In an accompanying editorial, Harvard researchers Andrea Luviano, MD, MPH, Ankur Pandya, PhD, and Davene R. Wright, PhD, outlined three themes they deemed important for understanding the implications of the findings: prediction vs. causal implications for BMI-specific health care spending; equity and social determinants of health; and the future of BMI-associated health care expenditures.
“To date, treatments for unhealthy BMI classes have primarily included behavioral interventions, and thus, the costs captured by studies of BMI class-related expenditures likely relate to BMI class-related comorbidities and behavioral interventions,” they wrote.
“Related to overweight and obesity,” they continued, “the therapeutic arsenal for treating childhood obesity may soon change, with a growing movement to use bariatric surgery and pharmacotherapy in child and adolescent populations, as is now recommended by the American Academy of Pediatrics. These more costly treatments may have maintenance costs over a lifetime horizon, meaning that we might see children at a normal BMI class but with very high expenditures due to the use of pharmacotherapy, and we will no longer be able to rely solely on current BMI class-related expenditures as a marker for the costs attributable unhealthy weight.”
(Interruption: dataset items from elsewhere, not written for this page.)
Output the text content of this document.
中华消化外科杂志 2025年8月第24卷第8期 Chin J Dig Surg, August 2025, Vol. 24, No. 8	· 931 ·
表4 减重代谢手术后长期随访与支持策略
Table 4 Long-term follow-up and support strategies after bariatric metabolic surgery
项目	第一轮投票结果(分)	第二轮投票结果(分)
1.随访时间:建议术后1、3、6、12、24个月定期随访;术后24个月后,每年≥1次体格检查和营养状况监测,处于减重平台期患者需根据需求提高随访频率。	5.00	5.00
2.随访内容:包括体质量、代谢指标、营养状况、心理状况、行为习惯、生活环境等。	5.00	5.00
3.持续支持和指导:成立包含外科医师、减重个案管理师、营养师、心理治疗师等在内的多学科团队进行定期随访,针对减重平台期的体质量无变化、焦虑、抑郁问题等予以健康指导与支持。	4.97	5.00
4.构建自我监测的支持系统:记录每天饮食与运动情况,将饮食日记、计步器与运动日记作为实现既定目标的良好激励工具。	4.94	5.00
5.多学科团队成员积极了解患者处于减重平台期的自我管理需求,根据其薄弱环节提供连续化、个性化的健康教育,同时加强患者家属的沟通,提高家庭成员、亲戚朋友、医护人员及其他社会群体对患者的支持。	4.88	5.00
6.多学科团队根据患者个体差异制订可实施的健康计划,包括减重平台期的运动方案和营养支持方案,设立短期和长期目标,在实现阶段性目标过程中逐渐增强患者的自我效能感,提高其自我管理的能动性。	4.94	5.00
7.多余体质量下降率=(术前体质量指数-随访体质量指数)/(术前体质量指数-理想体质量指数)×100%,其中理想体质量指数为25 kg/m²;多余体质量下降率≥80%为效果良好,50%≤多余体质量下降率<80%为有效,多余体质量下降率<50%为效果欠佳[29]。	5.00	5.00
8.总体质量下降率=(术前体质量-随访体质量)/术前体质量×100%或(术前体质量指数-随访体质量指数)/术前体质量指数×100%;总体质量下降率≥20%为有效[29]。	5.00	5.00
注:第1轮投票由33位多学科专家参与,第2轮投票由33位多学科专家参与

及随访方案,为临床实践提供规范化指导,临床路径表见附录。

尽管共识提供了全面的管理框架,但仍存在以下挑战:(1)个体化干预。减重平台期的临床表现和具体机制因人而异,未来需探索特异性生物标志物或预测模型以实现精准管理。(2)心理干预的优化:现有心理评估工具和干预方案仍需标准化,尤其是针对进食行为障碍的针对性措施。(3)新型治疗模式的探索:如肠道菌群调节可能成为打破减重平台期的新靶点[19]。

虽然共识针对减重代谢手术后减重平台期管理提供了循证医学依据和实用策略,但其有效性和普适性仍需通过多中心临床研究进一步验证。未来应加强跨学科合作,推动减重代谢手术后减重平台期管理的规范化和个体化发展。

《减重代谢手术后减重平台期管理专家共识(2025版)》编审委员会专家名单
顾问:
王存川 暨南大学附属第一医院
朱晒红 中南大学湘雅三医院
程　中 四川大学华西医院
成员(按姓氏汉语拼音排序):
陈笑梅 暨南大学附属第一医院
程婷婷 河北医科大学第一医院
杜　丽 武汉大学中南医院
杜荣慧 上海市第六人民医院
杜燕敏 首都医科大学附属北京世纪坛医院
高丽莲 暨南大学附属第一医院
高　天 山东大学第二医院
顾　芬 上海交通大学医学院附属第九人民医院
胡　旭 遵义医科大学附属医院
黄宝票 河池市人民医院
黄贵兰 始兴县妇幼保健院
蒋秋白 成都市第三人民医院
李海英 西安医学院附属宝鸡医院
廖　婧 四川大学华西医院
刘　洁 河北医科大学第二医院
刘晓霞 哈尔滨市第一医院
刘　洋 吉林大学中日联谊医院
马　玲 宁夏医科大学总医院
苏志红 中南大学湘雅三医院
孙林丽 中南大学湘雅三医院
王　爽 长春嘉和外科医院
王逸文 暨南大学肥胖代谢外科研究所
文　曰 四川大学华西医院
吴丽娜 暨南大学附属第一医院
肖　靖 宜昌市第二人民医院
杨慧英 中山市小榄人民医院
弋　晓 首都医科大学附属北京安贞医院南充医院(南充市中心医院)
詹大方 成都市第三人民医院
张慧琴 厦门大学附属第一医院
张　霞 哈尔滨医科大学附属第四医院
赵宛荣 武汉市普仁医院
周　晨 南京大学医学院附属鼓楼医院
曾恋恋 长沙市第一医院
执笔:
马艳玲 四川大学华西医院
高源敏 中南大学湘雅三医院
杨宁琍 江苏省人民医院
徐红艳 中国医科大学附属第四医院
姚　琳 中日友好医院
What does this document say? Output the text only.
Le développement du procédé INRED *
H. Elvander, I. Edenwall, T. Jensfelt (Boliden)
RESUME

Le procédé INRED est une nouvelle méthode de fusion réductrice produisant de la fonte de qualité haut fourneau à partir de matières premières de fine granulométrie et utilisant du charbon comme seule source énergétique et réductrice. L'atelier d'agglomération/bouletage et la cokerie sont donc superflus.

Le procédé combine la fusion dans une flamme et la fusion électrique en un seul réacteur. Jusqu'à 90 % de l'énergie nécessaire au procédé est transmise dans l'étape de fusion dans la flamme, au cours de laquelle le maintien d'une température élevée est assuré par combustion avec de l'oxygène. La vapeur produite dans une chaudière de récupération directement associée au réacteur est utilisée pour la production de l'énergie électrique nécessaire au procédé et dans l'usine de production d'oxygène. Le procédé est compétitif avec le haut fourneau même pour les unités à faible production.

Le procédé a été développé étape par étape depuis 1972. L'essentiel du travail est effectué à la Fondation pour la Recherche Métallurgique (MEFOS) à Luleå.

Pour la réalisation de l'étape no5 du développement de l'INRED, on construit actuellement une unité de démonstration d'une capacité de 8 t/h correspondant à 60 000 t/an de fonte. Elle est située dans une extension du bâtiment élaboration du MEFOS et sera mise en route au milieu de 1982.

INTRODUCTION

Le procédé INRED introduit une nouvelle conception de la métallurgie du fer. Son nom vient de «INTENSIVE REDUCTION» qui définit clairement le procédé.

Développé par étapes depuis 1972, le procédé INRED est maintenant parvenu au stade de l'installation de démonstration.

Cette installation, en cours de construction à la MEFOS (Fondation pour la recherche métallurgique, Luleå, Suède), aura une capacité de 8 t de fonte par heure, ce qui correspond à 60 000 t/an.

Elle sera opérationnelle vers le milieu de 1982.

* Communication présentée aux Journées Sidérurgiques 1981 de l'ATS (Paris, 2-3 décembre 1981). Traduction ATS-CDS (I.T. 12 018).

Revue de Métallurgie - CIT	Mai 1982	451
They noted the “many nuances” of studies of BMI-associated medial costs.
“As the behavioral, pharmacologic, and surgical therapeutic arsenal for managing pediatric weight disorders evolves, researchers must be conscious of how these cost estimates can and should be used and what populations may have differential access to treatments that could influence costs,” they wrote.
References:
Kumar A, et al. JAMA Pediatr. 2023;doi:10.1001/jamapediatrics.2023.2012.
Luviano A, et al. JAMA Pediatr. 2023;doi:10.1001/jamapediatrics.2023.2018.